手紙をもらって

S先生が次のような話を聞かせてくれました。
「通園バスの当番のとき、卒園生が私を待っていて、封筒に入れた手紙をくれたんです。見たら3枚にもわたっていろいろ書いてあってとても嬉しかったです。それにしても、4月に入学したばかりでもうこんなに文が書けるようになって、すごいなと思いました。」
自分からどんどん話すタイプではなく、どちらかといえば大人しいお子さんだったとのことでした。だから、3枚もの手紙を書いて渡してくれたことに、先生は驚いたし嬉しかったのでしょう。
私は、
「きっとそのお子さんは、もともと心の中には言葉がたくさんあったのだと思いますよ。小学校へ入って字を習い、文を書くことを習いということがあって、何か自分で先生に書いてみたくなったのでしょう。」
と、話しました。
そのお子さんが手紙を書いたことにはたくさんの意味があります。まず先生に大変親しみを持っていたこと、次にお話ししたい(書いて知らせたい)ことがいっぱいあったこと、そして相手に伝えるための手段を学習しそれが身に付いてきていることです。

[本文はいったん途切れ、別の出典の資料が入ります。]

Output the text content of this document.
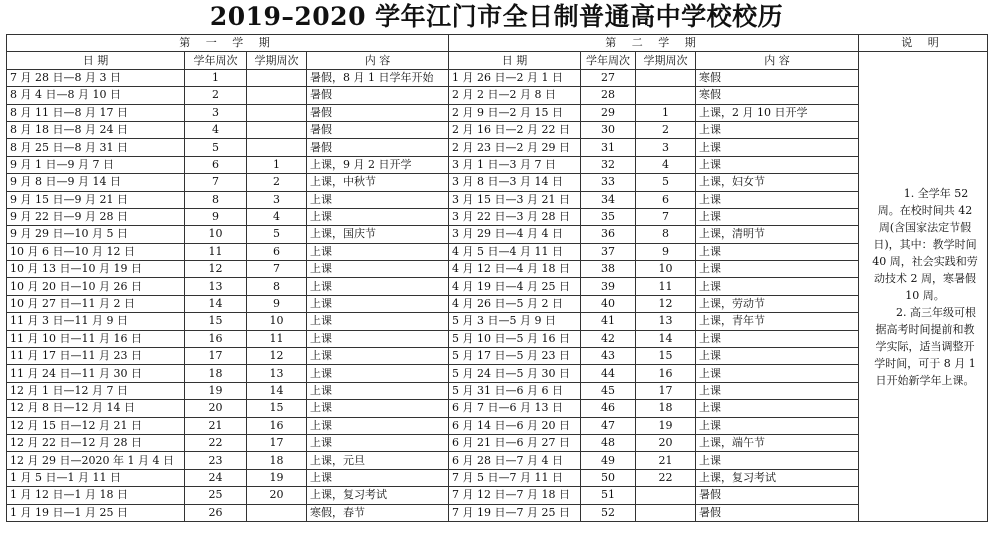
2019–2020 学年江门市全日制普通高中学校校历
第 一 学 期				第 二 学 期				说 明
日 期	学年周次	学期周次	内 容	日 期	学年周次	学期周次	内 容	1. 全学年 52 周。在校时间共 42 周(含国家法定节假日)，其中：教学时间 40 周，社会实践和劳动技术 2 周，寒暑假 10 周。

2. 高三年级可根据高考时间提前和教学实际，适当调整开学时间，可于 8 月 1 日开始新学年上课。

7 月 28 日—8 月 3 日	1		暑假，8 月 1 日学年开始	1 月 26 日—2 月 1 日	27		寒假	
8 月 4 日—8 月 10 日	2		暑假	2 月 2 日—2 月 8 日	28		寒假	
8 月 11 日—8 月 17 日	3		暑假	2 月 9 日—2 月 15 日	29	1	上课，2 月 10 日开学	
8 月 18 日—8 月 24 日	4		暑假	2 月 16 日—2 月 22 日	30	2	上课	
8 月 25 日—8 月 31 日	5		暑假	2 月 23 日—2 月 29 日	31	3	上课	
9 月 1 日—9 月 7 日	6	1	上课，9 月 2 日开学	3 月 1 日—3 月 7 日	32	4	上课	
9 月 8 日—9 月 14 日	7	2	上课，中秋节	3 月 8 日—3 月 14 日	33	5	上课，妇女节	
9 月 15 日—9 月 21 日	8	3	上课	3 月 15 日—3 月 21 日	34	6	上课	
9 月 22 日—9 月 28 日	9	4	上课	3 月 22 日—3 月 28 日	35	7	上课	
9 月 29 日—10 月 5 日	10	5	上课，国庆节	3 月 29 日—4 月 4 日	36	8	上课，清明节	
10 月 6 日—10 月 12 日	11	6	上课	4 月 5 日—4 月 11 日	37	9	上课	
10 月 13 日—10 月 19 日	12	7	上课	4 月 12 日—4 月 18 日	38	10	上课	
10 月 20 日—10 月 26 日	13	8	上课	4 月 19 日—4 月 25 日	39	11	上课	
10 月 27 日—11 月 2 日	14	9	上课	4 月 26 日—5 月 2 日	40	12	上课，劳动节	
11 月 3 日—11 月 9 日	15	10	上课	5 月 3 日—5 月 9 日	41	13	上课，青年节	
11 月 10 日—11 月 16 日	16	11	上课	5 月 10 日—5 月 16 日	42	14	上课	
11 月 17 日—11 月 23 日	17	12	上课	5 月 17 日—5 月 23 日	43	15	上课	
11 月 24 日—11 月 30 日	18	13	上课	5 月 24 日—5 月 30 日	44	16	上课	
12 月 1 日—12 月 7 日	19	14	上课	5 月 31 日—6 月 6 日	45	17	上课	
12 月 8 日—12 月 14 日	20	15	上课	6 月 7 日—6 月 13 日	46	18	上课	
12 月 15 日—12 月 21 日	21	16	上课	6 月 14 日—6 月 20 日	47	19	上课	
12 月 22 日—12 月 28 日	22	17	上课	6 月 21 日—6 月 27 日	48	20	上课，端午节	
12 月 29 日—2020 年 1 月 4 日	23	18	上课，元旦	6 月 28 日—7 月 4 日	49	21	上课	
1 月 5 日—1 月 11 日	24	19	上课	7 月 5 日—7 月 11 日	50	22	上课，复习考试	
1 月 12 日—1 月 18 日	25	20	上课，复习考试	7 月 12 日—7 月 18 日	51		暑假	
1 月 19 日—1 月 25 日	26		寒假，春节	7 月 19 日—7 月 25 日	52		暑假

文字を習い文の書き方を習ったからといって、文章表現をするようになるわけではありません。日々出会う事柄に心が揺さぶられ楽しかったり嬉しかったり疑問に感じたり不思議に思ったり・・、そうした柔らかな感性の上に、文字というアイテムへの知的な関心が加わって初めてこの話の中の手紙につながるのだと私は思うのです。
幼稚園では、なにをはぐくむことが大切なのか、この話はそれを教えてくれます。